As always, Todd Solondz is brilliant at capturing the banality of life. Abe’s parents spend their nights in silence on the couch watching old reruns of Seinfeld. When meeting Miranda’s parents for the first time, they talk endlessly about mundane details regarding local traffic and roadwork. Abe leads a nothing existence where he is deluded enough to believe that he is charming and naïve enough to think his lame jokes are funny.
Along with his direction and dialogue, Solondz uses plenty of small things to enhance Dark Horse‘s almost painfully lonely ambiance. The soundtrack is populated by the nauseatingly cheery pop music preferred by Abe. Even the wardrobe is worth noticing. Bright colors and horrible t-shirts show off Abe’s horrible physique and personality, while wrinkles and creases in shirts and pants are a minor nuance that provides a valuable touch of realism.

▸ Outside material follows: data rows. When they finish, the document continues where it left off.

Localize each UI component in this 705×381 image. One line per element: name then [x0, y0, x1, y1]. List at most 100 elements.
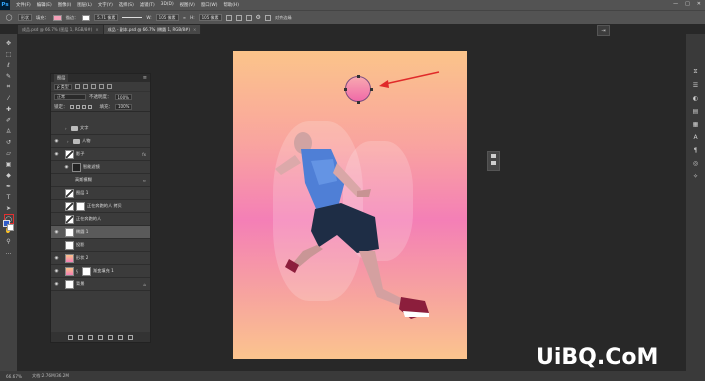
maximize-button[interactable]: □	[685, 1, 690, 7]
layer-row[interactable]: 高斯模糊 ≈	[51, 174, 150, 187]
new-layer-icon[interactable]	[118, 334, 123, 340]
filter-pixel-icon[interactable]	[74, 84, 80, 89]
layer-row[interactable]: ◉ 背景 ⌂	[51, 278, 150, 291]
filter-text-icon[interactable]	[90, 84, 96, 89]
layer-row[interactable]: › 文字	[51, 122, 150, 135]
stroke-swatch[interactable]	[82, 14, 91, 21]
link-layers-icon[interactable]	[68, 334, 73, 340]
layer-row[interactable]: 正在奔跑的人	[51, 213, 150, 226]
text-icon[interactable]: T	[4, 192, 14, 202]
minimize-button[interactable]: —	[673, 1, 678, 7]
filter-options-icon[interactable]: ≈	[143, 178, 146, 183]
width-input[interactable]: 105 像素	[155, 14, 179, 21]
layer-row[interactable]: 正在奔跑的人 拷贝	[51, 200, 150, 213]
layer-row[interactable]: 图层 1	[51, 187, 150, 200]
properties-icon[interactable]: ☰	[692, 81, 700, 89]
lock-pixels-icon[interactable]	[69, 104, 74, 109]
menu-filter[interactable]: 滤镜(T)	[140, 2, 155, 8]
layer-row[interactable]: ◉ 智能滤镜	[51, 161, 150, 174]
align-edges-checkbox[interactable]	[264, 14, 271, 21]
layer-row[interactable]: ◉ 形状 2	[51, 252, 150, 265]
menu-select[interactable]: 选择(S)	[119, 2, 134, 8]
ellipse-shape[interactable]	[345, 76, 371, 102]
expand-caret-icon[interactable]: ›	[65, 126, 69, 131]
eye-icon[interactable]: ◉	[53, 230, 60, 235]
filter-smart-icon[interactable]	[106, 84, 112, 89]
document-canvas[interactable]	[233, 51, 467, 359]
tab-document-2[interactable]: 成品 - 副本.psd @ 66.7% (椭圆 1, RGB/8#) ×	[103, 25, 202, 34]
anchor-point[interactable]	[370, 88, 373, 91]
close-icon[interactable]: ×	[95, 27, 98, 32]
menu-type[interactable]: 文字(Y)	[98, 2, 113, 8]
layers-tab[interactable]: 图层	[54, 74, 69, 82]
anchor-point[interactable]	[357, 101, 360, 104]
tab-document-1[interactable]: 成品.psd @ 66.7% (图层 1, RGB/8#) ×	[18, 25, 104, 34]
zoom-level[interactable]: 66.67%	[6, 374, 22, 379]
eye-icon[interactable]: ◉	[53, 152, 60, 157]
menu-help[interactable]: 帮助(H)	[223, 2, 239, 8]
panel-toggle-icon[interactable]: ⇥	[597, 25, 610, 36]
history-icon[interactable]: ⧖	[692, 68, 700, 76]
background-color-swatch[interactable]	[7, 224, 14, 231]
anchor-point[interactable]	[344, 88, 347, 91]
stroke-style-line[interactable]	[122, 17, 143, 18]
gradient-icon[interactable]: ▣	[4, 159, 14, 169]
layer-row-selected[interactable]: ◉ 椭圆 1	[51, 226, 150, 239]
fill-input[interactable]: 100%	[115, 103, 133, 110]
filter-adjust-icon[interactable]	[82, 84, 88, 89]
paths-icon[interactable]: ✧	[692, 172, 700, 180]
trash-icon[interactable]	[128, 334, 133, 340]
path-arrangement-icon[interactable]	[245, 14, 252, 21]
pen-icon[interactable]: ✒	[4, 181, 14, 191]
more-tools-icon[interactable]: …	[4, 247, 14, 257]
paragraph-icon[interactable]: ¶	[692, 146, 700, 154]
brush-icon[interactable]: ✐	[4, 115, 14, 125]
link-icon[interactable]: ∞	[183, 15, 187, 20]
menu-window[interactable]: 窗口(W)	[201, 2, 218, 8]
eyedropper-icon[interactable]: ⁄	[4, 93, 14, 103]
menu-edit[interactable]: 编辑(E)	[37, 2, 52, 8]
filter-shape-icon[interactable]	[98, 84, 104, 89]
close-button[interactable]: ✕	[697, 1, 701, 7]
eye-icon[interactable]: ◉	[53, 256, 60, 261]
ellipse-tool-preset-icon[interactable]: ◯	[4, 13, 14, 23]
layer-row[interactable]: ◉ 影子 fx	[51, 148, 150, 161]
adjustments-icon[interactable]: ◐	[692, 94, 700, 102]
layer-row[interactable]: ◉ › 人物	[51, 135, 150, 148]
adjustment-layer-icon[interactable]	[98, 334, 103, 340]
layer-row[interactable]: 投影	[51, 239, 150, 252]
path-operations-icon[interactable]	[225, 14, 232, 21]
add-style-icon[interactable]	[78, 334, 83, 340]
fill-swatch[interactable]	[52, 14, 62, 21]
eye-icon[interactable]: ◉	[53, 282, 60, 287]
character-icon[interactable]: A	[692, 133, 700, 141]
menu-view[interactable]: 视图(V)	[180, 2, 195, 8]
stroke-width-input[interactable]: 5.71 像素	[94, 14, 119, 21]
anchor-point[interactable]	[357, 75, 360, 78]
color-icon[interactable]: ▤	[692, 107, 700, 115]
menu-image[interactable]: 图像(I)	[58, 2, 72, 8]
menu-file[interactable]: 文件(F)	[16, 2, 31, 8]
move-icon[interactable]: ✥	[4, 38, 14, 48]
healing-icon[interactable]: ✚	[4, 104, 14, 114]
eye-icon[interactable]: ◉	[63, 165, 70, 170]
lock-paint-icon[interactable]	[75, 104, 80, 109]
stamp-icon[interactable]: ♙	[4, 126, 14, 136]
marquee-icon[interactable]: ⬚	[4, 49, 14, 59]
channels-icon[interactable]: ◎	[692, 159, 700, 167]
filter-kind-select[interactable]: ρ 类型	[54, 83, 72, 90]
eye-icon[interactable]: ◉	[53, 269, 60, 274]
path-alignment-icon[interactable]	[235, 14, 242, 21]
lock-position-icon[interactable]	[81, 104, 86, 109]
path-select-icon[interactable]: ➤	[4, 203, 14, 213]
blur-icon[interactable]: ◆	[4, 170, 14, 180]
lasso-icon[interactable]: ℓ	[4, 60, 14, 70]
menu-3d[interactable]: 3D(D)	[161, 2, 174, 8]
new-group-icon[interactable]	[108, 334, 113, 340]
shape-mode-select[interactable]: 形状	[18, 14, 32, 21]
floating-mini-panel[interactable]	[487, 151, 500, 171]
height-input[interactable]: 105 像素	[198, 14, 222, 21]
eraser-icon[interactable]: ▱	[4, 148, 14, 158]
quick-select-icon[interactable]: ✎	[4, 71, 14, 81]
blend-mode-select[interactable]: 正常	[54, 94, 86, 100]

Yet despite his creations living in a world without a bright spot, Solondz clearly cares about his characters. But caring can only go so far, and some stories are better told without that chance of redemption or hint of sweetness. Dark Horse is a brutally dark and very funny comedy that brings the man-child to a new, depressing, and intellectually and emotionally satisfying level.